Now that your little one lost their tooth, what to do with it is a matter of personal preference for your family. A surprising number of people elect to simply toss the discarded tooth in the trash. Admittedly, the idea of holding onto ejected teeth is not for everyone. I have had some parents explain to me that they find the practice of keeping bloody baby teeth as more than a little “ghoulish”. For the health conscious people out there, emerging health scientists are encouraging parents to hang onto their children’s baby teeth due to the fact that they are an excellent source of mesenchymal stem cells. These stem cells can be used in the event your child develops certain illnesses and diseases like various cancers. Be warned, the services out there that properly store your child’s teeth are not for the financially faint of heart. Expect to pay anywhere from $1,000 to $2,000 dollars for the service with additional annual fee’s exceeding $100.00. Still, the idea that you may be able to cure a potentially fatal disease in your child is considered to be more than worth the cost.

If you want to hold onto the teeth for posterity’s sake, some companies make what is referred to as “tooth boxes”. These decorative boxes have spaces to house all 20 of your child’s baby teeth. If your goal, however, is to fill every spot, a word of caution, rarely will you be able to recover all 20 teeth. Whether ingested unknowingly during a meal or lost while playing, it’s not uncommon for your child to suddenly realize they have an empty space where a tooth once was. Handling this situation can be a bit tricky and I have spent more than a few hours on my hands and knees in the backyard looking for teeth under the supervision of an inconsolable child; the part of parenthood you don’t find in “what to expect” type books.  

The most traditional route though of course is the Tooth Fairy. If you ever want to create a social media controversy, just ask on a public forum what is an ideal amount of gift money for the Tooth Fairy, (aka Mom and Dad) to leave a child. Some of the answers will likely frighten you. Our family has always used the Tooth Fairy, leaving $1.00 to our kids per tooth, with IOU credit given to the ones that we were never able to recover. If the idea of giving money to a 5-year-old for a simple bodily function is off-putting to you, have no fear. This is also a great time to reinforce good oral and dental hygiene. Your Tooth Fairy can leave behind a new toothbrush, disposable floss items, or any other dental care products that will add a little magic and excitement to their daily dental routine.

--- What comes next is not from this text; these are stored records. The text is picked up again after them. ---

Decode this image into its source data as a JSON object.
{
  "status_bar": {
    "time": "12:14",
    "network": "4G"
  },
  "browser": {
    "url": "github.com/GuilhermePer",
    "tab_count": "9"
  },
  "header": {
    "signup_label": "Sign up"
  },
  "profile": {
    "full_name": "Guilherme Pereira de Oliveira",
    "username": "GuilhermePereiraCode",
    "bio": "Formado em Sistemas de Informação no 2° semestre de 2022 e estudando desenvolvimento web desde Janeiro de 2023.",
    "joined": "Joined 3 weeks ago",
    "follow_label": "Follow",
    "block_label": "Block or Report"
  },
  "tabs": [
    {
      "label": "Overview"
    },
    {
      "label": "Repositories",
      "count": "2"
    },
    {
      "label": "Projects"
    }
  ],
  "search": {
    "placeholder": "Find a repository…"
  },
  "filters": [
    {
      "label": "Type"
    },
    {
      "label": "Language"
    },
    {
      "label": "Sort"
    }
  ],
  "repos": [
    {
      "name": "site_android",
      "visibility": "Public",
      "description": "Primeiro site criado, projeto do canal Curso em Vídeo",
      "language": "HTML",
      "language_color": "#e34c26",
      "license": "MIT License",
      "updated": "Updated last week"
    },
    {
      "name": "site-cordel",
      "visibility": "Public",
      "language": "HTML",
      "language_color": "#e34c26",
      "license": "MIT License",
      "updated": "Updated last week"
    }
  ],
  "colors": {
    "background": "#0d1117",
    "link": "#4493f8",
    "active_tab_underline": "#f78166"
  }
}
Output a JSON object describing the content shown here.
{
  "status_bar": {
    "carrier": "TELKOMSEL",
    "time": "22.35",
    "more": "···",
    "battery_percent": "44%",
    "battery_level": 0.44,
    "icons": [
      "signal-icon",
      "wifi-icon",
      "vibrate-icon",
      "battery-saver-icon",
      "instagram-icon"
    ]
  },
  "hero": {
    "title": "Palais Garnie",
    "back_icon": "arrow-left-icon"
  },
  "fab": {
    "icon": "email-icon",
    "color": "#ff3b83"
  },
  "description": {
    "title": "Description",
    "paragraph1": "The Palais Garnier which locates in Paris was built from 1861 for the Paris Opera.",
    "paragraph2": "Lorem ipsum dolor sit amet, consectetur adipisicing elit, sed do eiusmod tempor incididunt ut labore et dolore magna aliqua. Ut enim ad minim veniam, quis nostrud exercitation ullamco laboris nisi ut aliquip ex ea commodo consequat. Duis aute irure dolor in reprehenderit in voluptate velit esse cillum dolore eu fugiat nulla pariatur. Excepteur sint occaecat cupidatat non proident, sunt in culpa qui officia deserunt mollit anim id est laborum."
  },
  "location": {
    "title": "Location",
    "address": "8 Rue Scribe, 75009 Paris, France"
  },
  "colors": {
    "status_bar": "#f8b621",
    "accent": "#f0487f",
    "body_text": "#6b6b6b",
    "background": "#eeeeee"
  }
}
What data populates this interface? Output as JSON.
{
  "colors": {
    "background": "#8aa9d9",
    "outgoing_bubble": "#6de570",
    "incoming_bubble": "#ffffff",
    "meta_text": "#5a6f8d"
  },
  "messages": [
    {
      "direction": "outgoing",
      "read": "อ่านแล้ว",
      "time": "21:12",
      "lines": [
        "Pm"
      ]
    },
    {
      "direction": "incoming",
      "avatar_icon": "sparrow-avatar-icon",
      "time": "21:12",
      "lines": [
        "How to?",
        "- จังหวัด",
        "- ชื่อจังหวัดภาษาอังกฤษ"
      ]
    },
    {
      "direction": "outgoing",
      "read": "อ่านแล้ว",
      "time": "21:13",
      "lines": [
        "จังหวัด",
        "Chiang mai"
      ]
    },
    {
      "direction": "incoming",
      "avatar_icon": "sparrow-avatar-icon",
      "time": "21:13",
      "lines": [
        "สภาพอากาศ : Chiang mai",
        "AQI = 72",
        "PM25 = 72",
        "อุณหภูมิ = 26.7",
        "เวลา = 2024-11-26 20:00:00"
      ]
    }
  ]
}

Whatever route you go, be sure to take advantage of the event. It’s a wonderful, (and bittersweet), time to share with your child one of the many transitional aspects of growing and development that they’re going to experience. As long as you approach it with informed decisions and a calm demeanor, you’ll set the tone for many other bodily changes down the road. As this period is the dawn of self-awareness for most children, where they’re able to understand the physiological changes in their bodies, you have an opportunity to help them embrace the sometimes scary experience. You may even find their curiosity growing about what other changes they can expect in the future as they continue to grow. One thing is for certain, you are both likely to remember these moments long into the future; I know I do.